Abstract:In Chebyshev approximation problem, the goal is to minimise the supremum of linear functions. In the case of polynomials and piecewise polynomial approximation with fixed knots, the corresponding problems are convex. Consider the rational approximation where the parameters of both polynomials must be optimised. This problem is not convex anymore, instead it is quasiconvex which is not a general nonconvex optimisation problem. In this talk I will first introduce rational approximation and then move on to EEG signal approximation using rational approximation.
EEG signals are known as the electric brain activity and approximating EEG signals is very beneficial for medical doctors to identify specific wave patterns. We approximate the EEG signals by optimising the amplitude using the rational approximation where we find the minimum objective value for specific frequency and shift value.
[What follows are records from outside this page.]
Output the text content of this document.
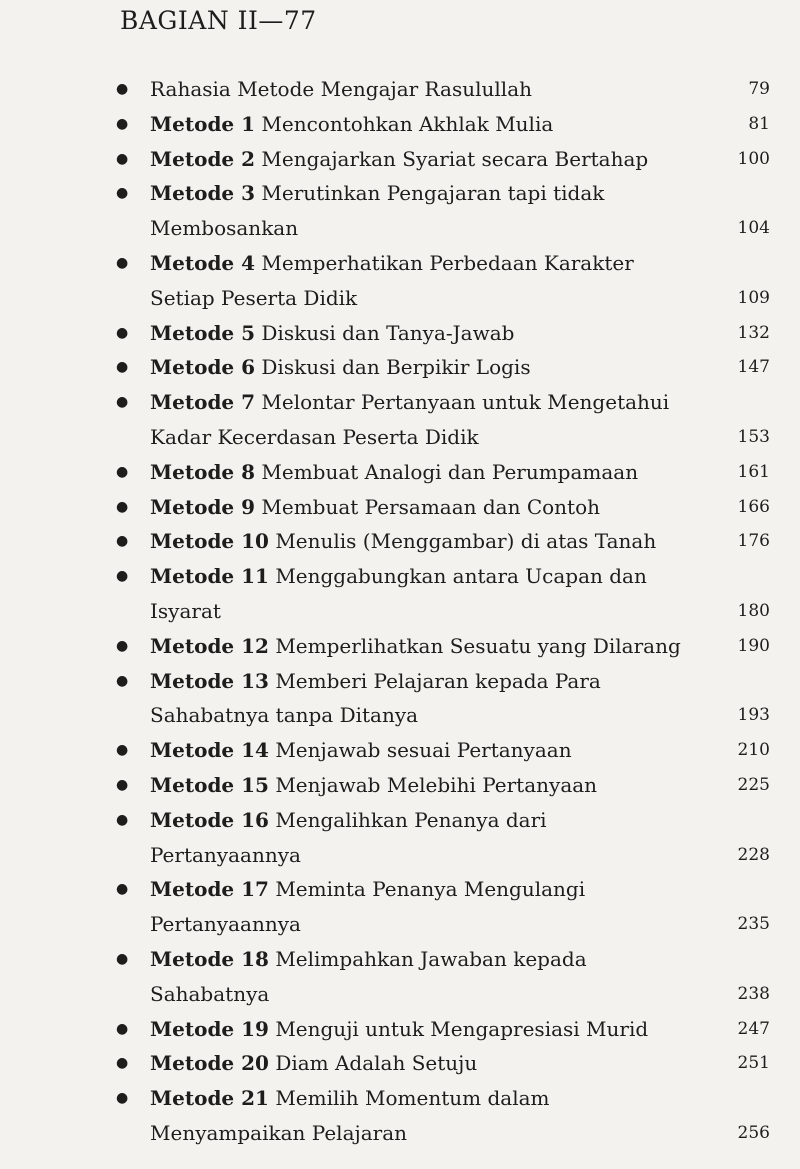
BAGIAN II—77
● Rahasia Metode Mengajar Rasulullah	79
● Metode 1 Mencontohkan Akhlak Mulia	81
● Metode 2 Mengajarkan Syariat secara Bertahap	100
● Metode 3 Merutinkan Pengajaran tapi tidak Membosankan	104
● Metode 4 Memperhatikan Perbedaan Karakter Setiap Peserta Didik	109
● Metode 5 Diskusi dan Tanya-Jawab	132
● Metode 6 Diskusi dan Berpikir Logis	147
● Metode 7 Melontar Pertanyaan untuk Mengetahui Kadar Kecerdasan Peserta Didik	153
● Metode 8 Membuat Analogi dan Perumpamaan	161
● Metode 9 Membuat Persamaan dan Contoh	166
● Metode 10 Menulis (Menggambar) di atas Tanah	176
● Metode 11 Menggabungkan antara Ucapan dan Isyarat	180
● Metode 12 Memperlihatkan Sesuatu yang Dilarang	190
● Metode 13 Memberi Pelajaran kepada Para Sahabatnya tanpa Ditanya	193
● Metode 14 Menjawab sesuai Pertanyaan	210
● Metode 15 Menjawab Melebihi Pertanyaan	225
● Metode 16 Mengalihkan Penanya dari Pertanyaannya	228
● Metode 17 Meminta Penanya Mengulangi Pertanyaannya	235
● Metode 18 Melimpahkan Jawaban kepada Sahabatnya	238
● Metode 19 Menguji untuk Mengapresiasi Murid	247
● Metode 20 Diam Adalah Setuju	251
● Metode 21 Memilih Momentum dalam Menyampaikan Pelajaran	256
Speaker: Björn Rüffer, University of Newcastle

Title: Lyapunov Functions and Non-Convex Douglas-Rachford

Abstract: While global convergence of the Douglas-Rachford iteration is often observed in applications, proving it is still limited to convex and a handful of other special cases. Lyapunov functions for difference inclusions provide not only global or local convergence certificates, but also imply robust stability, which means that the convergence is still guaranteed in the presence of persistent disturbances. In this work, a global Lyapunov function is constructed by combining known local Lyapunov functions for simpler, local sub-problems via an explicit formula that depends on the problem parameters. Specifically, we consider the scenario where one set consists of the union of two lines and the other set is a line, so that the two sets intersect in two distinct points. Locally, near each intersection point, the problem reduces to the intersection of just two lines, but globally the geometry is non-convex and the Douglas-Rachford operator multi-valued. Our approach is intended to be prototypical for addressing the convergence analysis of the Douglas-Rachford iteration in more complex geometries that can be approximated by polygonal sets through the combination of local, simple Lyapunov functions. (Joint work with Ohad Giladi).
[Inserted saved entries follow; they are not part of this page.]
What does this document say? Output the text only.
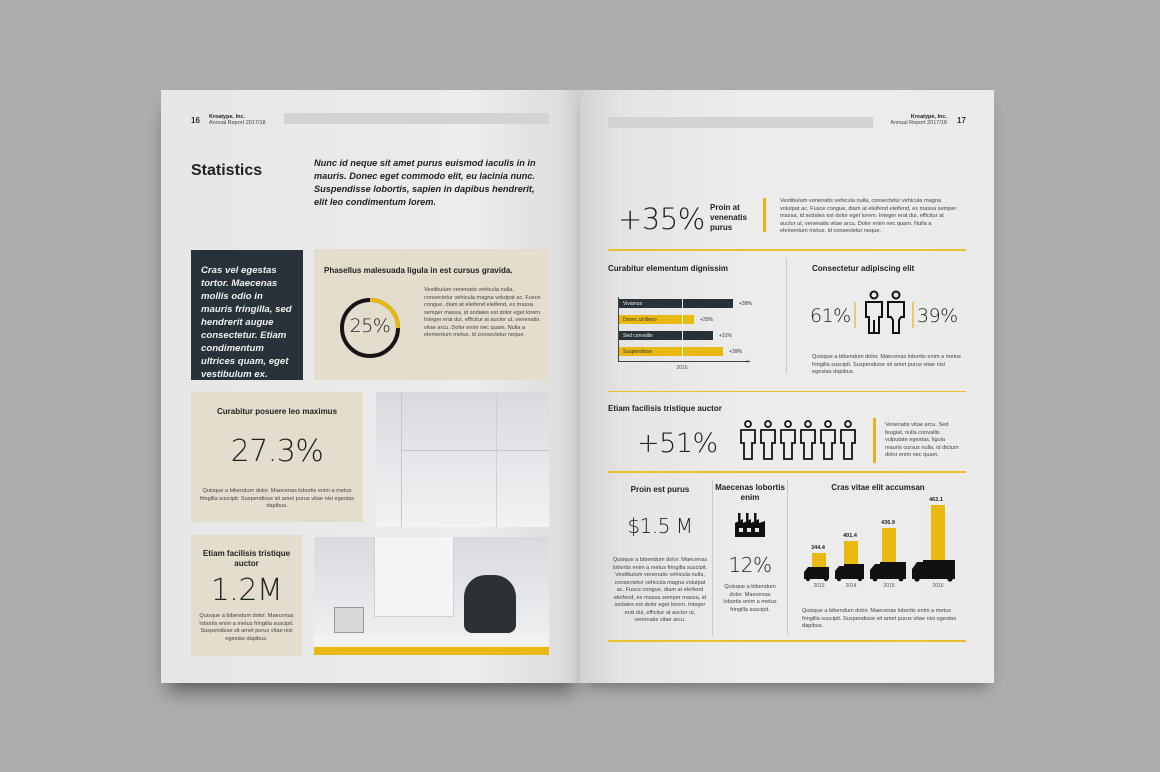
16 Kreatype, Inc.
Annual Report 2017/18
Statistics	Nunc id neque sit amet purus euismod iaculis in in mauris. Donec eget commodo elit, eu lacinia nunc. Suspendisse lobortis, sapien in dapibus hendrerit, elit leo condimentum lorem.
Cras vel egestas tortor. Maecenas mollis odio in mauris fringilla, sed hendrerit augue consectetur. Etiam condimentum ultrices quam, eget vestibulum ex.
Phasellus malesuada ligula in est cursus gravida.
25%
Vestibulum venenatis vehicula nulla, consectetur vehicula magna volutpat ac. Fusce congue, diam at eleifend eleifend, ex massa semper massa, id sodales est dolor eget lorem. Integer erat dui, efficitur at auctor ut, venenatis vitae arcu. Dolor enim nec quam. Nulla a elementum metus, id consectetur neque.
Curabitur posuere leo maximus
27.3%
Quisque a bibendum dolor. Maecenas lobortis enim a metus fringilla suscipit. Suspendisse sit amet purus vitae nisi egestas dapibus.
Etiam facilisis tristique auctor
1.2M
Quisque a bibendum dolor. Maecenas lobortis enim a metus fringilla suscipit. Suspendisse sit amet purus vitae nisi egestas dapibus.
Kreatype, Inc.
Annual Report 2017/18 17
+35% Proin at venenatis purus
Vestibulum venenatis vehicula nulla, consectetur vehicula magna volutpat ac. Fusce congue, diam at eleifend eleifend, ex massa semper massa, id sodales est dolor eget lorem. Integer erat dui, efficitur at auctor ut, venenatis vitae arcu. Dolor enim nec quam. Nulla a elementum metus, id consectetur neque.
Curabitur elementum dignissim
Vivamus	+38%
Donec ut libero	+25%
Sed convallis	+31%
Suspendisse	+39%
›
2016
Consectetur adipiscing elit
61%	39%
Quisque a bibendum dolor. Maecenas lobortis enim a metus fringilla suscipit. Suspendisse sit amet purus vitae nisi egestas dapibus.
Etiam facilisis tristique auctor
+51%
Venenatis vitae arcu. Sed feugiat, nulla convallis vulputate egestas, ligula mauris cursus nulla, id dictum dolor enim nec quam.
Proin est purus
$1.5 M
Quisque a bibendum dolor. Maecenas lobortis enim a metus fringilla suscipit. Vestibulum venenatis vehicula nulla, consectetur vehicula magna volutpat ac. Fusce congue, diam at eleifend eleifend, ex massa semper massa, id sodales est dolor eget lorem. Integer erat dui, efficitur at auctor ut, venenatis vitae arcu.
Maecenas lobortis enim
12%
Quisque a bibendum dolor. Maecenas lobortis enim a metus fringilla suscipit.
Cras vitae elit accumsan
344.4
401.4
436.9
462.1
2013	2014	2015	2016
Quisque a bibendum dolor. Maecenas lobortis enim a metus fringilla suscipit. Suspendisse sit amet purus vitae nisi egestas dapibus.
Speaker: James Saunderson, Monash University

Title: Limitations on the expressive power of convex cones without long chains of faces

Abstract: A central idea in conic optimisation is that of a "lifted" representation of a convex body—a description as the projection of an affine slice of a convex cone K in a higher dimensional space. Often such a lifted representation is more computationally tractable than a description involving the original variables alone.

In this talk I'll briefly introduce this idea, and then present recent results showing that a certain neighbourliness property is an obstruction to having a lifted representation using a finite Cartesian product of cones, each of which has no long chains of faces. From this, one can show that various convex bodies arising in convex optimisation-based approaches to polynomial optimisation do not have lifts using finite Cartesian products of second-order cones, smooth cones, low-dimensional cones, or cones defined by hyperbolic polynomials of low degree.



Speaker: Rob Womersley, UNSW Sydney

Title: Good Covering of the Sphere by Spherical Caps

Abstract: Consider a set of $N$ points $\mathcal{X}_N = \{\mathbf{x}_1, \ldots, \mathbf{x}_N\} \subset \mathbb{S}^d$ where $\mathbb{S}^d$ is the unit sphere in $\mathbb{R}^{d+1}$. The aim is to find sets of points which minimize the radius $h$ for covering the sphere $\mathbb{S}^d$ by spherical caps centered at each point $\mathbf{x}_j, j = 1,\ldots,N$ and of the same radius $h$. This is the same as finding sets of $N$ points which minimize the mesh norm $ h_{\mathcal{X}_N} = \max_{\mathbf{x}\in\mathbb{S}^d} \; \min_{j=1,\ldots,N} \; \mbox{dist}(\mathbf{x}, \mathbf{x}_j)$ where $\mbox{dist}(\mathbf{x}, \mathbf{y}) = \cos^{-1} (\mathbf{x} \cdot \mathbf{y})$ for $\mathbf{x}, \mathbf{y} \in \mathbb{S}^d$ is the geodesic distance. The mesh norm represents the largest hole in the set of points, and arises in a variety of contexts when approximating or numerically integrating functions on the sphere. This talk will concentrate on algorithms for calculating such point sets and numerical results for $\mathbb{S}^2$ and $\mathbb{S}^3$, in particular how close computer results are to known lower bounds.